Sul fronte dei ricoveri Covid il sistema ospedaliero regionale non è in apnea, ma quasi. Invece, il Pronto Soccorso dell’ospedale “Mazzoni” di Ascoli è al collasso. L’apertura della Pneumo Covid ha solo parzialmente ridotto il problema, assorbendo subito i pazienti che erano da ospedalizzare, per riempirsi subito. E’ stata riconvertita la Rsa di Ripatransone, per pazienti non gravi ma che hanno bisogno di assistenza.

Non è stata  risolta, però, la criticità legata agli accessi al Pronto Soccorso, in numero elevato e con un ricambio costante, tra sospetti e contagiati che si vanno ad aggiungere ai cittadini che, per altri motivi, devono ricorrere alle cure urgenti. Ieri l’osservatorio regionale annoverava 5 pazienti Covid al Pronto Soccorso del “Madonna del Soccorso” di San Benedetto e 7 a quello del “Mazzoni”, dove nel corso del pomeriggio sono arrivato 10. In serata ne erano rimasti 5. Già stamattina sono attesi altri 2.

Gli infermieri in particolare non ce la fanno più, soprattutto la notte. Sono soli – poiché i medici intervengono solo se necessario, proprio per limitare la vestizione e svestizione – a gestire i Covid, 9 posti più due per eventuali intubati, da monitorare a turno, vestendo con i presidi adeguati per massimo 4 ore, trascorse le quali tuta e mascherina non garantiscono più la protezione necessaria. Nel reparto Covid i pazienti sono molto ben assisiti, ci sono i C-pap, i sistemi di ventilazione assistita. Ma non sono locali a pressione negativa. Gli operatori devono fare molta attenzione e la pressione, anche psicologica, è alta.

Poi, via i panni da area Covid per rimettere subito, la divisa da Pronto Soccorso “pulito”, senza un attimo di tregua o ricambio. Si parla di Ot “pulito” che, per rimanere tale, richiede l’isolamento iniziale dei sospetti, «non si può mai sapere chi “bussa alla porta” e la notte non c’è nemmeno il pre triage a fare da filtro», riferiscono gli operatori.

«Una donna – raccontano – qualche giorno fa è arrivata per un trauma cranico da caduta all’indietro. Al controllo di rito, aveva 38 di febbre. Tampone subito, come per tutti: era positiva. Tutti i sospetti, o coloro che necessitano di ricovero, prima dell’esito del tampone sono lasciati in attesa in un’apposita stanza. Ma non da soli. Noi infermieri dobbiamo esserci».

Ed è così per tutti quelli che arrivano per febbre, diarrea e tosse: se contagiati, vengono messi nell’Ot rossa, che spesso è piena: «Abbiamo dovuto lasciare in ambulanza, fuori dal Pronto Soccorso, un paziente positivo che non sapevamo dove mettere, in quanto l’Ot rossa era piena.
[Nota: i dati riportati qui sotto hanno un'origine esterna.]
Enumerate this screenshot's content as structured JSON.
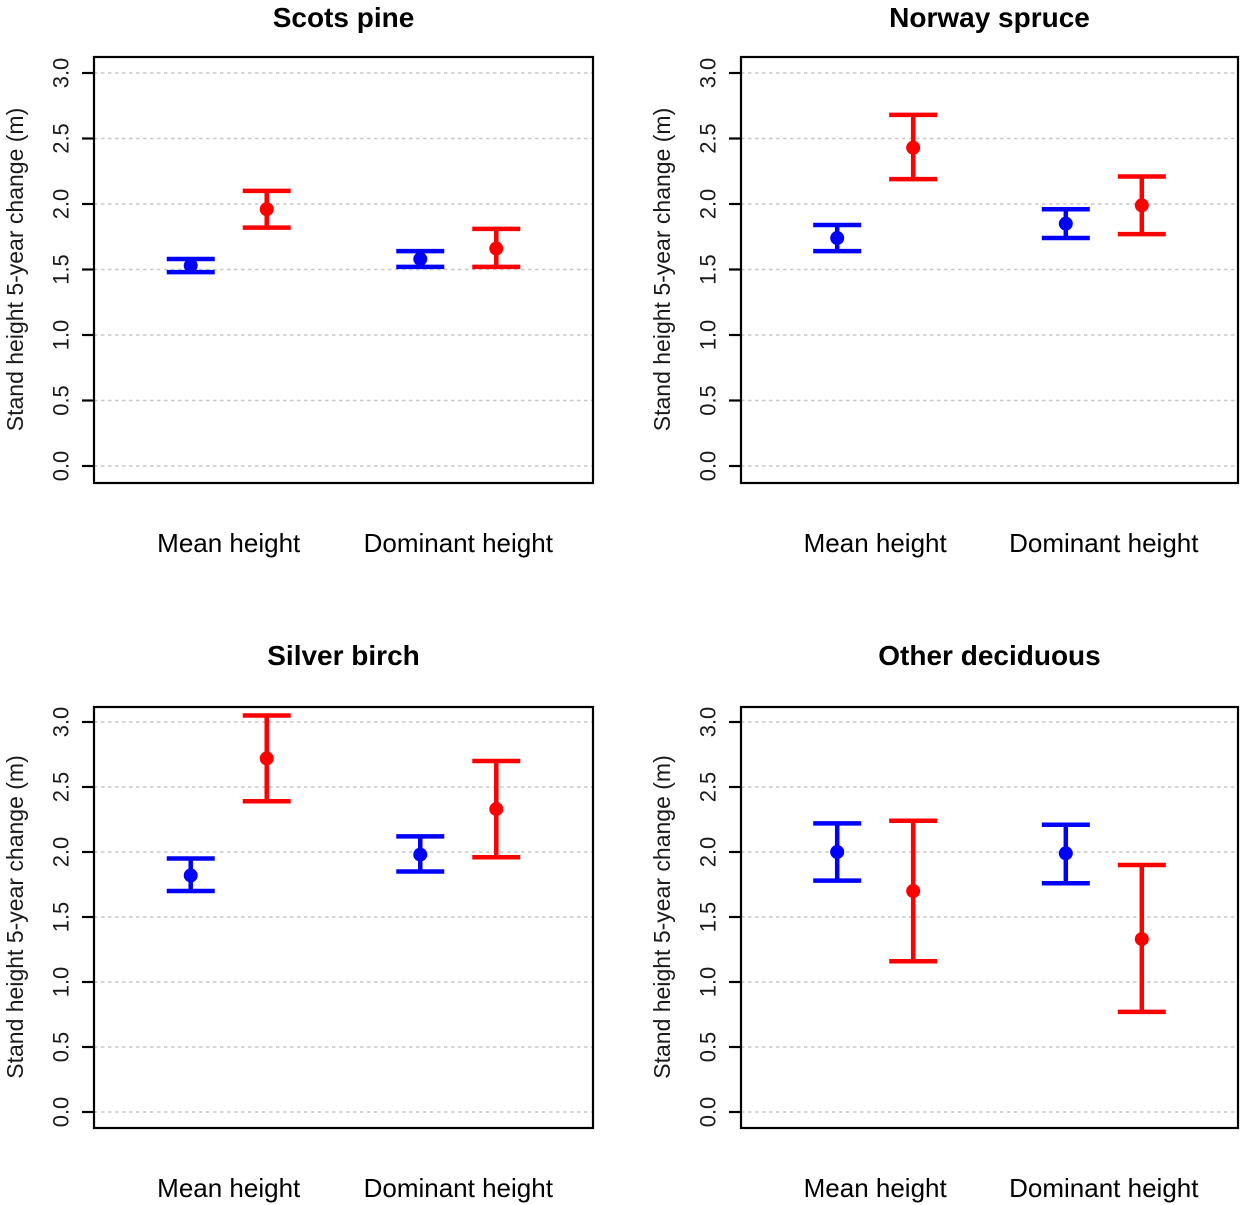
{
  "figure": {
    "ylabel": "Stand height 5-year change (m)",
    "categories": [
      "Mean height",
      "Dominant height"
    ],
    "y_tick_labels": [
      "0.0",
      "0.5",
      "1.0",
      "1.5",
      "2.0",
      "2.5",
      "3.0"
    ],
    "colors": {
      "series_blue": "#0000ff",
      "series_red": "#ff0000",
      "grid": "#c8c8c8",
      "axis": "#000000"
    }
  },
  "chart_data": [
    {
      "type": "scatter",
      "title": "Scots pine",
      "xlabel": "",
      "ylabel": "Stand height 5-year change (m)",
      "categories": [
        "Mean height",
        "Dominant height"
      ],
      "ylim": [
        0,
        3.0
      ],
      "y_ticks": [
        0,
        0.5,
        1.0,
        1.5,
        2.0,
        2.5,
        3.0
      ],
      "grid": "dashed-horizontal",
      "legend": "none",
      "series": [
        {
          "name": "blue",
          "color": "#0000ff",
          "points": [
            {
              "category": "Mean height",
              "y": 1.53,
              "ci_low": 1.48,
              "ci_high": 1.58
            },
            {
              "category": "Dominant height",
              "y": 1.58,
              "ci_low": 1.52,
              "ci_high": 1.64
            }
          ]
        },
        {
          "name": "red",
          "color": "#ff0000",
          "points": [
            {
              "category": "Mean height",
              "y": 1.96,
              "ci_low": 1.82,
              "ci_high": 2.1
            },
            {
              "category": "Dominant height",
              "y": 1.66,
              "ci_low": 1.52,
              "ci_high": 1.81
            }
          ]
        }
      ]
    },
    {
      "type": "scatter",
      "title": "Norway spruce",
      "xlabel": "",
      "ylabel": "Stand height 5-year change (m)",
      "categories": [
        "Mean height",
        "Dominant height"
      ],
      "ylim": [
        0,
        3.0
      ],
      "y_ticks": [
        0,
        0.5,
        1.0,
        1.5,
        2.0,
        2.5,
        3.0
      ],
      "grid": "dashed-horizontal",
      "legend": "none",
      "series": [
        {
          "name": "blue",
          "color": "#0000ff",
          "points": [
            {
              "category": "Mean height",
              "y": 1.74,
              "ci_low": 1.64,
              "ci_high": 1.84
            },
            {
              "category": "Dominant height",
              "y": 1.85,
              "ci_low": 1.74,
              "ci_high": 1.96
            }
          ]
        },
        {
          "name": "red",
          "color": "#ff0000",
          "points": [
            {
              "category": "Mean height",
              "y": 2.43,
              "ci_low": 2.19,
              "ci_high": 2.68
            },
            {
              "category": "Dominant height",
              "y": 1.99,
              "ci_low": 1.77,
              "ci_high": 2.21
            }
          ]
        }
      ]
    },
    {
      "type": "scatter",
      "title": "Silver birch",
      "xlabel": "",
      "ylabel": "Stand height 5-year change (m)",
      "categories": [
        "Mean height",
        "Dominant height"
      ],
      "ylim": [
        0,
        3.0
      ],
      "y_ticks": [
        0,
        0.5,
        1.0,
        1.5,
        2.0,
        2.5,
        3.0
      ],
      "grid": "dashed-horizontal",
      "legend": "none",
      "series": [
        {
          "name": "blue",
          "color": "#0000ff",
          "points": [
            {
              "category": "Mean height",
              "y": 1.82,
              "ci_low": 1.7,
              "ci_high": 1.95
            },
            {
              "category": "Dominant height",
              "y": 1.98,
              "ci_low": 1.85,
              "ci_high": 2.12
            }
          ]
        },
        {
          "name": "red",
          "color": "#ff0000",
          "points": [
            {
              "category": "Mean height",
              "y": 2.72,
              "ci_low": 2.39,
              "ci_high": 3.05
            },
            {
              "category": "Dominant height",
              "y": 2.33,
              "ci_low": 1.96,
              "ci_high": 2.7
            }
          ]
        }
      ]
    },
    {
      "type": "scatter",
      "title": "Other deciduous",
      "xlabel": "",
      "ylabel": "Stand height 5-year change (m)",
      "categories": [
        "Mean height",
        "Dominant height"
      ],
      "ylim": [
        0,
        3.0
      ],
      "y_ticks": [
        0,
        0.5,
        1.0,
        1.5,
        2.0,
        2.5,
        3.0
      ],
      "grid": "dashed-horizontal",
      "legend": "none",
      "series": [
        {
          "name": "blue",
          "color": "#0000ff",
          "points": [
            {
              "category": "Mean height",
              "y": 2.0,
              "ci_low": 1.78,
              "ci_high": 2.22
            },
            {
              "category": "Dominant height",
              "y": 1.99,
              "ci_low": 1.76,
              "ci_high": 2.21
            }
          ]
        },
        {
          "name": "red",
          "color": "#ff0000",
          "points": [
            {
              "category": "Mean height",
              "y": 1.7,
              "ci_low": 1.16,
              "ci_high": 2.24
            },
            {
              "category": "Dominant height",
              "y": 1.33,
              "ci_low": 0.77,
              "ci_high": 1.9
            }
          ]
        }
      ]
    }
  ]
}
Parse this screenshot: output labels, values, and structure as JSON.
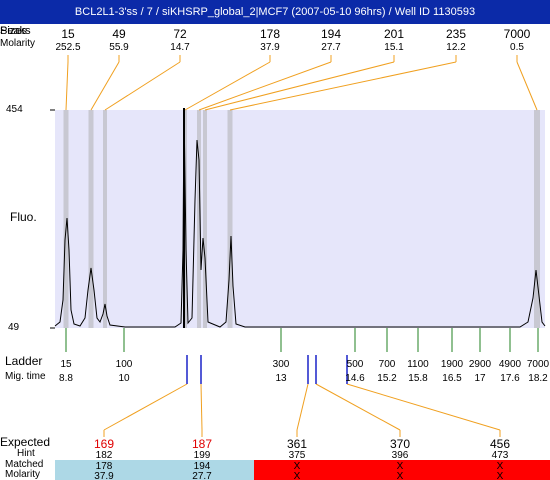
{
  "title": "BCL2L1-3'ss / 7 / siKHSRP_global_2|MCF7 (2007-05-10 96hrs) / Well ID 1130593",
  "row_labels": {
    "peaks": "Peaks",
    "sizes": "Sizes",
    "molarity": "Molarity",
    "fluo": "Fluo.",
    "ladder": "Ladder",
    "mig_time": "Mig. time",
    "expected": "Expected",
    "hint": "Hint",
    "matched": "Matched",
    "molarity_bottom": "Molarity"
  },
  "y_axis": {
    "top": "454",
    "bottom": "49"
  },
  "peaks": [
    {
      "size": "15",
      "molarity": "252.5",
      "position": 15
    },
    {
      "size": "49",
      "molarity": "55.9",
      "position": 49
    },
    {
      "size": "72",
      "molarity": "14.7",
      "position": 72
    },
    {
      "size": "178",
      "molarity": "37.9",
      "position": 178
    },
    {
      "size": "194",
      "molarity": "27.7",
      "position": 194
    },
    {
      "size": "201",
      "molarity": "15.1",
      "position": 201
    },
    {
      "size": "235",
      "molarity": "12.2",
      "position": 235
    },
    {
      "size": "7000",
      "molarity": "0.5",
      "position": 7000
    }
  ],
  "ladder": [
    {
      "size": "15",
      "mig": "8.8"
    },
    {
      "size": "100",
      "mig": "10"
    },
    {
      "size": "300",
      "mig": "13"
    },
    {
      "size": "500",
      "mig": "14.6"
    },
    {
      "size": "700",
      "mig": "15.2"
    },
    {
      "size": "1100",
      "mig": "15.8"
    },
    {
      "size": "1900",
      "mig": "16.5"
    },
    {
      "size": "2900",
      "mig": "17"
    },
    {
      "size": "4900",
      "mig": "17.6"
    },
    {
      "size": "7000",
      "mig": "18.2"
    }
  ],
  "expected": [
    {
      "expected": "169",
      "hint": "182",
      "matched": "178",
      "molarity": "37.9",
      "status": "matched",
      "highlight": true
    },
    {
      "expected": "187",
      "hint": "199",
      "matched": "194",
      "molarity": "27.7",
      "status": "matched",
      "highlight": true
    },
    {
      "expected": "361",
      "hint": "375",
      "matched": "X",
      "molarity": "X",
      "status": "unmatched",
      "highlight": false
    },
    {
      "expected": "370",
      "hint": "396",
      "matched": "X",
      "molarity": "X",
      "status": "unmatched",
      "highlight": false
    },
    {
      "expected": "456",
      "hint": "473",
      "matched": "X",
      "molarity": "X",
      "status": "unmatched",
      "highlight": false
    }
  ],
  "colors": {
    "title_bg": "#0b2aa8",
    "plot_bg": "#e6e6fa",
    "peak_band": "#c8c8d2",
    "guide_line": "#f0a020",
    "ladder_tick": "#208020",
    "hint_tick": "#1a22c8",
    "matched_cell": "#add8e6",
    "unmatched_cell": "#ff0000",
    "expected_highlight": "#e00000"
  }
}
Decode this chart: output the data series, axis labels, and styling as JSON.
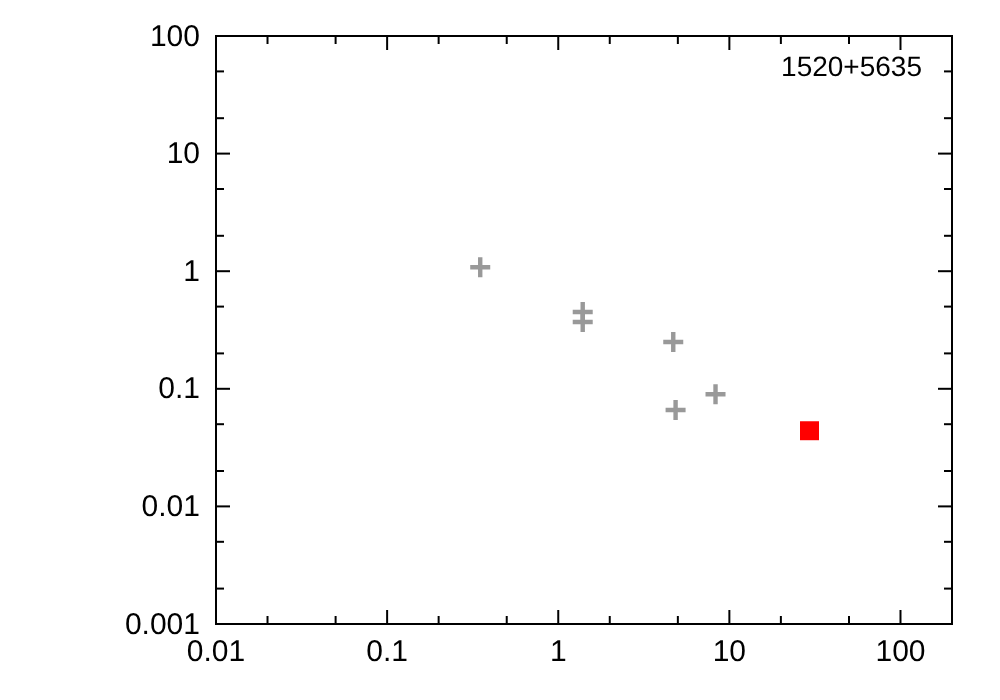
{
  "chart_data": {
    "type": "scatter",
    "log": "xy",
    "annotations": [
      "1520+5635"
    ],
    "xlim": [
      0.01,
      200
    ],
    "ylim": [
      0.001,
      100
    ],
    "xticks": [
      0.01,
      {
        "value": 0.02,
        "label": null
      },
      {
        "value": 0.05,
        "label": null
      },
      0.1,
      {
        "value": 0.2,
        "label": null
      },
      {
        "value": 0.5,
        "label": null
      },
      1,
      {
        "value": 2,
        "label": null
      },
      {
        "value": 5,
        "label": null
      },
      10,
      {
        "value": 20,
        "label": null
      },
      {
        "value": 50,
        "label": null
      },
      100
    ],
    "yticks": [
      0.001,
      {
        "value": 0.002,
        "label": null
      },
      {
        "value": 0.005,
        "label": null
      },
      0.01,
      {
        "value": 0.02,
        "label": null
      },
      {
        "value": 0.05,
        "label": null
      },
      0.1,
      {
        "value": 0.2,
        "label": null
      },
      {
        "value": 0.5,
        "label": null
      },
      1,
      {
        "value": 2,
        "label": null
      },
      {
        "value": 5,
        "label": null
      },
      10,
      {
        "value": 20,
        "label": null
      },
      {
        "value": 50,
        "label": null
      },
      100
    ],
    "series": [
      {
        "color": "#999999",
        "marker": "cross",
        "x": [
          0.35,
          1.39,
          1.39,
          4.7,
          4.85,
          8.3
        ],
        "values": [
          1.08,
          0.45,
          0.37,
          0.25,
          0.066,
          0.09
        ]
      },
      {
        "color": "#ff0000",
        "marker": "square",
        "x": [
          29.4
        ],
        "values": [
          0.044
        ]
      }
    ]
  }
}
E’ rimasto lì per qualche ora», sono ancora le parole di un infermiere.

In questo periodo, tra i ricoverati, molti hanno circa 50 anni. Alcuni non sono vaccinati, ma altri sì, perché il virus è molto contagioso e la risposta immunitaria al vaccino non è uguale per tutti. E’ pur vero che diversi di questi pazienti che arrivano al Pronto Soccorso, poi tornano a casa. Ma il momento dell’accoglienza, dei controlli e dell’avvio delle procedure, della visita di controllo del medico del Pronto Soccorso, della Tac, resta a carico del personale dell’emergenza.  Se poi c’è bisogno del ricovero, a stabilirlo è il consulto con lo pneumlogo, i pazienti vengono assorbiti dalla rete regionale.